Why Republican finger-pointing over Moral Mondays’ union ties looks disingenuous

(Right) North Carolina state NAACP President William Barber II speaks to Moral Monday protesters gathered outside the Statesville Civic Center on Monday, March 24, 2014.
(Right) North Carolina state NAACP President William Barber II speaks to Moral Monday protesters gathered outside the Statesville Civic Center on Monday, March 24, 2014. jsiner@charlotteobserver.com

While the Republican leaders of the N.C. General Assembly defend their restrictive 2013 voting reforms in federal court this week, their allies in the N.C. Republican Party are working hard outside it in hopes of discrediting state NAACP President William Barber and his Moral Mondays protest movement.

The GOP claims Barber speaks out on behalf of the poor not because of his morals, but because big national labor unions have paid him $20,000 in speaking fees to challenge the GOP agenda in North Carolina.

They have long hoped to discredit the pesky, persistent Moral Mondays movement by claiming the protesters are out-of-state agitators. Now, GOP operatives say they have proof in the form of this video, in which a protester from New York is asked about her living arrangements while in North Carolina:

So the state’s Republican leaders, already eyeball-deep in out-of-state donor money, are jumping up and down and pointing fingers because – horrors! – the competition has out-of-state unions parachuting in to help push its cause.

Pardon me if I don’t sprint for the nearest air raid shelter and make like the world’s coming to an end.

Oh, but this is indeed a big deal, says state GOP chairman Hasan Harnett. He claimed Monday that the labor unions are backing the protesters’ fight against tougher voting laws because the unions “want to make it easier to cheat in our elections.”

Such allegations drew a sharp response from Rob Schofield of left-leaning N.C. Policy Watch. He called talk of Barber having questionable ties to unions “a virtual stink bomb” from “sad and uninformed mouthpieces” on the right.

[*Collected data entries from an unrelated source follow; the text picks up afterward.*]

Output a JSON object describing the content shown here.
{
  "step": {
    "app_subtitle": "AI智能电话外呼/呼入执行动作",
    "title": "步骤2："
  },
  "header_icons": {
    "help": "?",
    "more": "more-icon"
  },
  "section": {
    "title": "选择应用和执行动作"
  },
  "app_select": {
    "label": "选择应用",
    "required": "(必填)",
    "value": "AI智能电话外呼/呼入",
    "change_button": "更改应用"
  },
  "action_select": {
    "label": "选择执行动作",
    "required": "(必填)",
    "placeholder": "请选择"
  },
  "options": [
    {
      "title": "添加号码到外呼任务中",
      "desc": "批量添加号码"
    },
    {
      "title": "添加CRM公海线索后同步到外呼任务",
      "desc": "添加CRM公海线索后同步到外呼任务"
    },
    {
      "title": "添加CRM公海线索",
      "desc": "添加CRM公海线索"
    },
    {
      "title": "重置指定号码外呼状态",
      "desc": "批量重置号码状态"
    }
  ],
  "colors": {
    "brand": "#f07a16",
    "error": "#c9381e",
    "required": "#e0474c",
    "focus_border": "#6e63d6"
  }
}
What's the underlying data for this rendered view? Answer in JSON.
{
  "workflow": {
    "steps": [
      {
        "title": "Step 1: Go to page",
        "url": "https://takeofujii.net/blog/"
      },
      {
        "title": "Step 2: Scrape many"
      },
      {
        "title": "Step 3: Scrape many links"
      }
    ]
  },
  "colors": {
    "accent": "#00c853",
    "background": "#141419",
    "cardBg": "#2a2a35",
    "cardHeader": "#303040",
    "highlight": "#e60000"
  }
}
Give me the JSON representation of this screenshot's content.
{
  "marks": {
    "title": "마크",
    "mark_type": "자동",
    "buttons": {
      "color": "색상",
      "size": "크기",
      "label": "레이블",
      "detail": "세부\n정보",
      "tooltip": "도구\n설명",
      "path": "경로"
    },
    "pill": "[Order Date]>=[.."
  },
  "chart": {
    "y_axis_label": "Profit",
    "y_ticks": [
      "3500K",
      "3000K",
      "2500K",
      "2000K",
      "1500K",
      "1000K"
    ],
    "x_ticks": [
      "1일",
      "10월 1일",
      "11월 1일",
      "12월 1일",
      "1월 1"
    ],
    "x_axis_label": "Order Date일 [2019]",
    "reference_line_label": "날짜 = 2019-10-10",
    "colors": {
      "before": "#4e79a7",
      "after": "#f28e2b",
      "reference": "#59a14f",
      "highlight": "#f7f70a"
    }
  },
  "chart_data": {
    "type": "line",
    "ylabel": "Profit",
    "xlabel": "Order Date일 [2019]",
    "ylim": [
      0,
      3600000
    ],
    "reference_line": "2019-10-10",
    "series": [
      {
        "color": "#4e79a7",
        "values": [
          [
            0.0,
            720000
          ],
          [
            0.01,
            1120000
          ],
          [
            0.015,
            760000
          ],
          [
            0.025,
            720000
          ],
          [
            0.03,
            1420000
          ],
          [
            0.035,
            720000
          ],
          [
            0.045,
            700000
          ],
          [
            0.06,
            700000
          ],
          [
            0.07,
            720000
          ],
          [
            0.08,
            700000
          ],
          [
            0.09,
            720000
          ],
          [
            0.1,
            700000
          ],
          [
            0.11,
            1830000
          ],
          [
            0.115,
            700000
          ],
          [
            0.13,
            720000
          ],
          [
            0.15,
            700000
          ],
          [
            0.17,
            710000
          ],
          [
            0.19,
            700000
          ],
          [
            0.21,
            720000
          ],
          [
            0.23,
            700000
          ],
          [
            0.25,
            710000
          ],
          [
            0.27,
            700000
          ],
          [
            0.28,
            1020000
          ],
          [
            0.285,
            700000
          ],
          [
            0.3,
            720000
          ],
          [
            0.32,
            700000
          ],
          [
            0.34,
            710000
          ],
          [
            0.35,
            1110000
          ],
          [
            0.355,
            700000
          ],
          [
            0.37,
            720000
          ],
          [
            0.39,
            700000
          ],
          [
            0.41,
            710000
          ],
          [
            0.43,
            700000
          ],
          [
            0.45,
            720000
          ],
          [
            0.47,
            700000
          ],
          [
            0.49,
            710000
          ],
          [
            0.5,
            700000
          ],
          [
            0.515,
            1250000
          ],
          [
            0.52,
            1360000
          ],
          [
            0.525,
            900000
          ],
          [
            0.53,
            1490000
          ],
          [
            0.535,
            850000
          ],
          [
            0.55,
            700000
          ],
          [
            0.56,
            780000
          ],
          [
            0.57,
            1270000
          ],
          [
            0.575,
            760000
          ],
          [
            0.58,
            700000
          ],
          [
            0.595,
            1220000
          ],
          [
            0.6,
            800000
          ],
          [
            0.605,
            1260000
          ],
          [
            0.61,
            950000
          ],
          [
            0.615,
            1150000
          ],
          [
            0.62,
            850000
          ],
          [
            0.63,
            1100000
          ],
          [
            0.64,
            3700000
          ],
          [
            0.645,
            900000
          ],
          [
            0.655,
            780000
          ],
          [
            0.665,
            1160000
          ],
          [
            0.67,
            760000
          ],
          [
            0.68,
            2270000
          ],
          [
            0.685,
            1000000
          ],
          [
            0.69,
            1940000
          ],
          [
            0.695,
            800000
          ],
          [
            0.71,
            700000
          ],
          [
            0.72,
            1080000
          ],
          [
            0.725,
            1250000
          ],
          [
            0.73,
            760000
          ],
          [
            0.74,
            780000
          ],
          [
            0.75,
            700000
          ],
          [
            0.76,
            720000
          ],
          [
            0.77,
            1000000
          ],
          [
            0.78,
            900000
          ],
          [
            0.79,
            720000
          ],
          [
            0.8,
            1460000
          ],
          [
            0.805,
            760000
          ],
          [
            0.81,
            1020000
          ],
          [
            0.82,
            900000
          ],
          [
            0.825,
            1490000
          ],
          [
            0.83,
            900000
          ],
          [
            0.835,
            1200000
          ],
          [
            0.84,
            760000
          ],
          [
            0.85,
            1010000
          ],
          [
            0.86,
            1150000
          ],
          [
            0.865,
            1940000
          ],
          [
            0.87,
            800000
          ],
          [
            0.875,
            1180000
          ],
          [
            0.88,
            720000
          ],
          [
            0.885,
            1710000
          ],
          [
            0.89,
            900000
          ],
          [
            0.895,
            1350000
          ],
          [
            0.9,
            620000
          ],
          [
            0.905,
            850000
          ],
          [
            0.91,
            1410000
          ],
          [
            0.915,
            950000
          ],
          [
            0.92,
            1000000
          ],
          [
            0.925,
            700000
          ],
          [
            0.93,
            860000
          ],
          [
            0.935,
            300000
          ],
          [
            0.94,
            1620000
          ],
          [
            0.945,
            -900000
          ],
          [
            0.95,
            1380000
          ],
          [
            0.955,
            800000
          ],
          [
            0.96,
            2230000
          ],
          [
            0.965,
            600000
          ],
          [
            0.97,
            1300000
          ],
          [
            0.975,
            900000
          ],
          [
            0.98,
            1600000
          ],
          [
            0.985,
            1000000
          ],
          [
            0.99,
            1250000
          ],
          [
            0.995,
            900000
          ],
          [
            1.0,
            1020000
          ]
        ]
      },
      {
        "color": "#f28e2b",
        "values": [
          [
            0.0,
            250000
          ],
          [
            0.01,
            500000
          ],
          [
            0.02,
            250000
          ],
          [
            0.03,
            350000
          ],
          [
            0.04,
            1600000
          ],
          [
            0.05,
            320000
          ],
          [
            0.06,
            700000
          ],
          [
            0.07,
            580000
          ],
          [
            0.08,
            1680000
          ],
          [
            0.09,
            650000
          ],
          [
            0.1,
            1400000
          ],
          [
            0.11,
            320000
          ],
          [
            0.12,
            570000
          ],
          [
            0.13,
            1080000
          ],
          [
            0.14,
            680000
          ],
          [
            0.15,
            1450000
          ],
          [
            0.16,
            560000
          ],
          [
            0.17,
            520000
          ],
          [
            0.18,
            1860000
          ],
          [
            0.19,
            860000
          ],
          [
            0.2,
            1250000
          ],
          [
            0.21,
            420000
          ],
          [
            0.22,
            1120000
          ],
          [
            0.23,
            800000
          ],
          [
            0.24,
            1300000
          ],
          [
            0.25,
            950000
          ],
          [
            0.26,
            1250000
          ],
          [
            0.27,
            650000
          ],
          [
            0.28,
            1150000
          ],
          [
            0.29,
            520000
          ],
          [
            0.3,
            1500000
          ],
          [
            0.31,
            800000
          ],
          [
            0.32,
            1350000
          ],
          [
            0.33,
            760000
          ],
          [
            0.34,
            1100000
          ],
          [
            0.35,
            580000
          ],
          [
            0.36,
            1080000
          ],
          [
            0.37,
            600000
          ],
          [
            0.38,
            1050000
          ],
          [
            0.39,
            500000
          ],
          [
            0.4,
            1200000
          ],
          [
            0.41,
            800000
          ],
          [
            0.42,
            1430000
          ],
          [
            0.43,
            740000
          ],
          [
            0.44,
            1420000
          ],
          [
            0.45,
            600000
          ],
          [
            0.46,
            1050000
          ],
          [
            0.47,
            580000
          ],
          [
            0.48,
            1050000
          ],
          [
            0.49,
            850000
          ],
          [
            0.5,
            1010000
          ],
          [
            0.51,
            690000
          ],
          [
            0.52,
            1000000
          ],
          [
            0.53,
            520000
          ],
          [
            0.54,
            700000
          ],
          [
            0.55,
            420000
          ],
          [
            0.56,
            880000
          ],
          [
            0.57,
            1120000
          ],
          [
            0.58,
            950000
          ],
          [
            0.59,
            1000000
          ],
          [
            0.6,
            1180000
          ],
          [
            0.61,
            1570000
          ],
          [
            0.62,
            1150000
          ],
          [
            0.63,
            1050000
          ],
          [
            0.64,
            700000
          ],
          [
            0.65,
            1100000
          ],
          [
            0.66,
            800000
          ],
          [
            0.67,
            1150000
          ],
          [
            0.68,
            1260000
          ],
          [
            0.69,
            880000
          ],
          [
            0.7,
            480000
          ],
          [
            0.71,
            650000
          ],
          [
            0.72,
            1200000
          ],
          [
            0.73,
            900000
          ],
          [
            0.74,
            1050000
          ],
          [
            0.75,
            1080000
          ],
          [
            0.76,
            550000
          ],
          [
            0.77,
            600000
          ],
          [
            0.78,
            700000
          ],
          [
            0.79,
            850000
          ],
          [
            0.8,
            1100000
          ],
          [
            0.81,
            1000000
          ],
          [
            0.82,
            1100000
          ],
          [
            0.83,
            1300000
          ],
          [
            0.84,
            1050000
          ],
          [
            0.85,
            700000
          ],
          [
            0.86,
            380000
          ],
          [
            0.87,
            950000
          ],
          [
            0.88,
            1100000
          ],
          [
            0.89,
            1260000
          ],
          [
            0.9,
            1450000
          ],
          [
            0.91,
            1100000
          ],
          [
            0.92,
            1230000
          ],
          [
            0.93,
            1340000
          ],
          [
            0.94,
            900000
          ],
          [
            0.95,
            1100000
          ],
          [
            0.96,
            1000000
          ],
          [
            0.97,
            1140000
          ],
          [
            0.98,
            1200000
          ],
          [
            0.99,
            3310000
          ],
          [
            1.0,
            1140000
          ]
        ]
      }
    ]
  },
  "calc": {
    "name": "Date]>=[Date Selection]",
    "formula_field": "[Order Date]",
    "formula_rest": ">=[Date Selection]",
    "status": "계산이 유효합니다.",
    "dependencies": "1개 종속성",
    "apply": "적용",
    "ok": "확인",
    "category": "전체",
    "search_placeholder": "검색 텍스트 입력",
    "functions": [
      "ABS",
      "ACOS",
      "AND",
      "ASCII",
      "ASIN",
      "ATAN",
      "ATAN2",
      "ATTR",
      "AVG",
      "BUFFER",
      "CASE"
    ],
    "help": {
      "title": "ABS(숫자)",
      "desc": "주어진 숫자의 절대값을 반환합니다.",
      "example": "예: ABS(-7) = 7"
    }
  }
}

The voting rights debate happening inside a Winston-Salem courtroom represents serious business for North Carolina. The political mudslinging outside it? Not so much. Too bad you can’t point a remote control at it and zap it all into oblivion, like any other bad reality TV show.

Here’s an idea: why don’t both liberal and conservative N.C. activists, and the state’s Republican and Democratic parties, get together and hammer out mutually-agreed-on caps on the various types of out-of-state money N.C. they will accept?

That would be far more productive than whatever sigh-inducing media stunt they might think up next.